As is often the case, things were much worse than we thought. In their unceasing quest for ever greater profit, the Hyperion Corporation had manufactured an army that was ready and waiting for a reason to go to war. While melting hordes of annoying bots is a great deal of fun, things were quickly getting out of hand. The Claptraps started reproducing and upgrading themselves at a geometric rate, until they started fully assimilating animals, people, soldiers—even dead boss characters get exhumed for one last gauntlet. At least Commandant Steele finally got herself a real boss battle. Without exaggeration, those dopey little robots were just a few days shy of conquering the whole planet. If the revolution had spread beyond Pandora, well… “catastrophic” would be an understatement. Fortunately, after we poured a few boxes of bullets into it, INAC crashed like a dope fiend with an empty bag. The Interplanetary Ninja Assassin Claptrap responsible for all this was sentenced to forced obsolescence, tossed into the junkyard of history, never to return.

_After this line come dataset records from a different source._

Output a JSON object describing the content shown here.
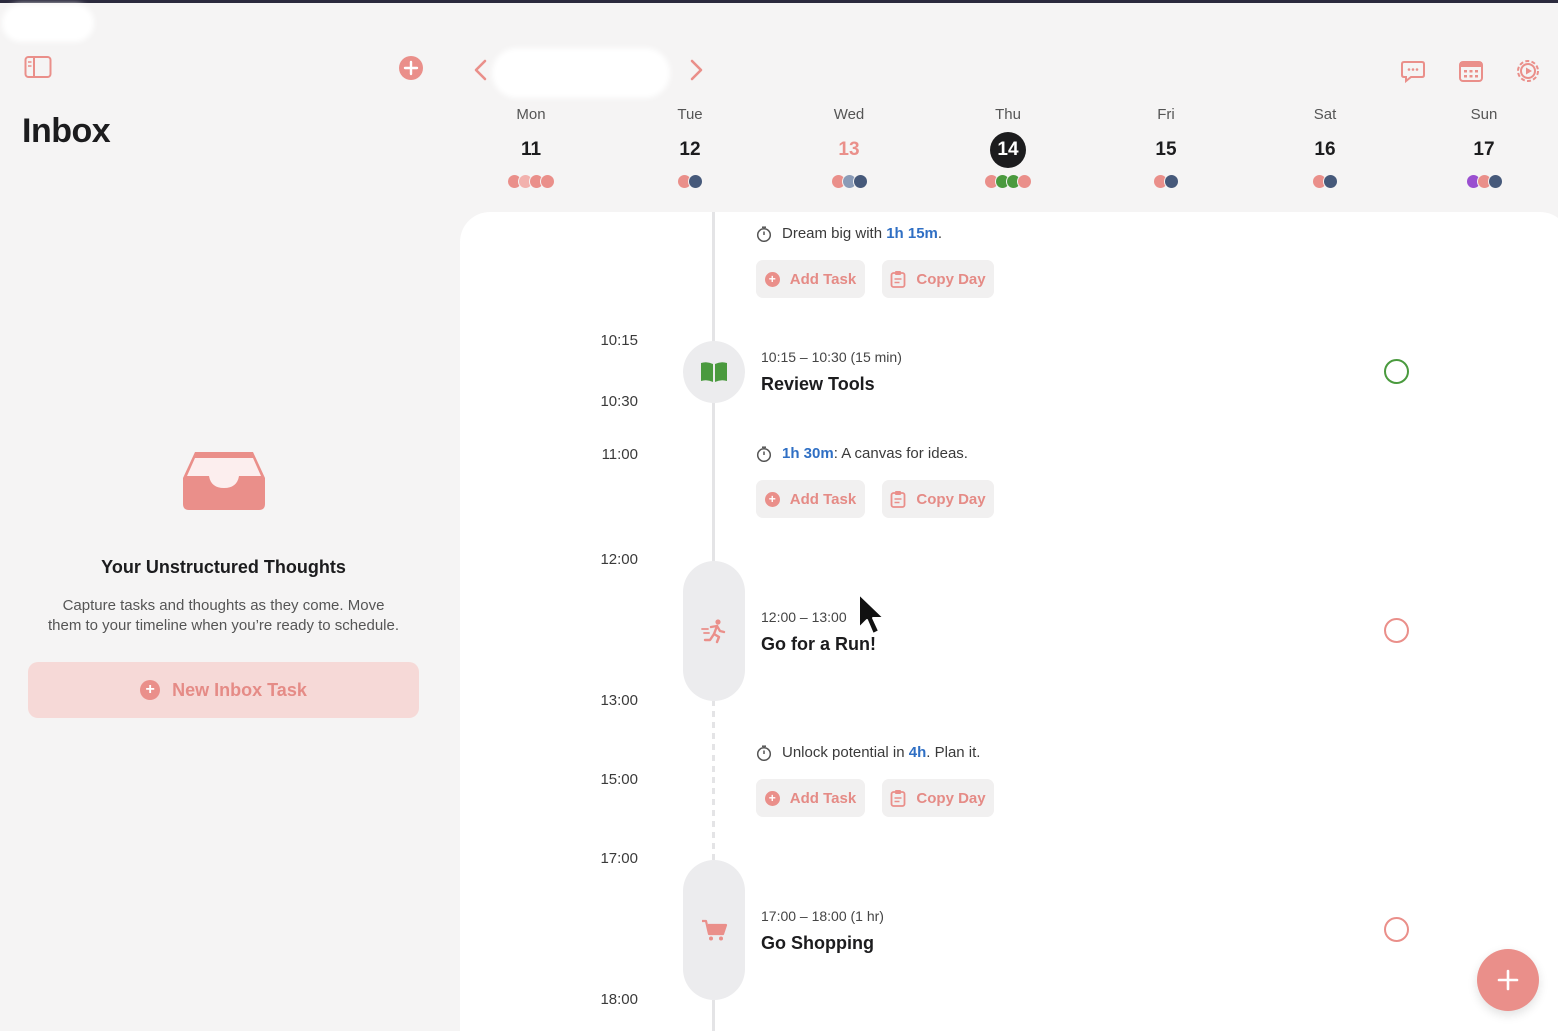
{
  "sidebar": {
    "title": "Inbox",
    "empty_title": "Your Unstructured Thoughts",
    "empty_desc_line1": "Capture tasks and thoughts as they come. Move",
    "empty_desc_line2": "them to your timeline when you’re ready to schedule.",
    "new_task_label": "New Inbox Task"
  },
  "week": [
    {
      "name": "Mon",
      "num": "11",
      "style": "normal",
      "dots": [
        "#ea8f8a",
        "#f2b1ad",
        "#ea8f8a",
        "#ea8f8a"
      ]
    },
    {
      "name": "Tue",
      "num": "12",
      "style": "normal",
      "dots": [
        "#ea8f8a",
        "#46597a"
      ]
    },
    {
      "name": "Wed",
      "num": "13",
      "style": "red",
      "dots": [
        "#ea8f8a",
        "#8a9bb7",
        "#46597a"
      ]
    },
    {
      "name": "Thu",
      "num": "14",
      "style": "today",
      "dots": [
        "#ea8f8a",
        "#4a9a3e",
        "#4a9a3e",
        "#ea8f8a"
      ]
    },
    {
      "name": "Fri",
      "num": "15",
      "style": "normal",
      "dots": [
        "#ea8f8a",
        "#46597a"
      ]
    },
    {
      "name": "Sat",
      "num": "16",
      "style": "normal",
      "dots": [
        "#ea8f8a",
        "#46597a"
      ]
    },
    {
      "name": "Sun",
      "num": "17",
      "style": "normal",
      "dots": [
        "#9a4fd0",
        "#ea8f8a",
        "#46597a"
      ]
    }
  ],
  "timeline": {
    "times": [
      "10:15",
      "10:30",
      "11:00",
      "12:00",
      "13:00",
      "15:00",
      "17:00",
      "18:00"
    ],
    "gap1": {
      "pre": "Dream big with ",
      "hl": "1h 15m",
      "post": "."
    },
    "gap2": {
      "pre": "",
      "hl": "1h 30m",
      "post": ": A canvas for ideas."
    },
    "gap3": {
      "pre": "Unlock potential in ",
      "hl": "4h",
      "post": ". Plan it."
    },
    "add_task_label": "Add Task",
    "copy_day_label": "Copy Day",
    "tasks": [
      {
        "time": "10:15 – 10:30 (15 min)",
        "title": "Review Tools",
        "icon": "book-icon",
        "color": "#4a9a3e"
      },
      {
        "time": "12:00 – 13:00",
        "title": "Go for a Run!",
        "icon": "running-icon",
        "color": "#ea8f8a"
      },
      {
        "time": "17:00 – 18:00 (1 hr)",
        "title": "Go Shopping",
        "icon": "cart-icon",
        "color": "#ea8f8a"
      }
    ]
  },
  "colors": {
    "accent": "#ea8f8a",
    "accent_soft": "#f6d9d7",
    "highlight": "#2f6fc4",
    "done_green": "#4a9a3e"
  }
}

Just when we thought it was time to roll credits on this adventure and drink to our victory, the local bounty board receives a new job with the headline “You. Will. Die.” Which certainly sounds promising. Looks like they were having a serious pest control problem way down in the Deep Fathoms, so we loaded up with all of our best gear and went off to bag us a raid boss. Unfortunately, we quickly learned that Crawmerax the Invincible wasn’t just a cool nickname. This colossal crustacean had a shell that was utterly impervious to any weapon you could find on Pandora. Lucky for us, Crawmerax had a few brightly glowing weak points where he could be hurt. We also discovered a ledge within the boss lair that put us entirely out of his range while allowing us to take potshots from safety. It would almost feel like cheating if we weren’t using this strategy against a literal giant monster. After we’ve finally changed his name to Crawmerax the Vincible, we are rewarded with an insane amount of loot of all kinds: money, weapons, XP. It’s just too bad that it’s all completely useless now that we’ve killed the most powerful thing in the entire game.
Now that we’ve finally run out of things to shoot at, it’s time to depart. As Pandora recedes into the rearview mirror, I find myself reflecting on my strange adventure. Playing through this 15 year old title wasn’t nearly as much of a chore as I had expected. While it certainly could benefit from some improvements (like more fast travel points and a comprehensive map) it is still packed with hours of playable fun. No wonder I and millions of other fans can’t keep ourselves from returning to the Borderlands time and again, just to see if there’s anybody different to shoot or if there’s anything new to shoot them with. Spoiler: there always is!
But for now, our long treasure hunt is at an end. Time to go home, lick our wounds, and count our loot. When Pandora beckons once again, we will be ready and eager to answer.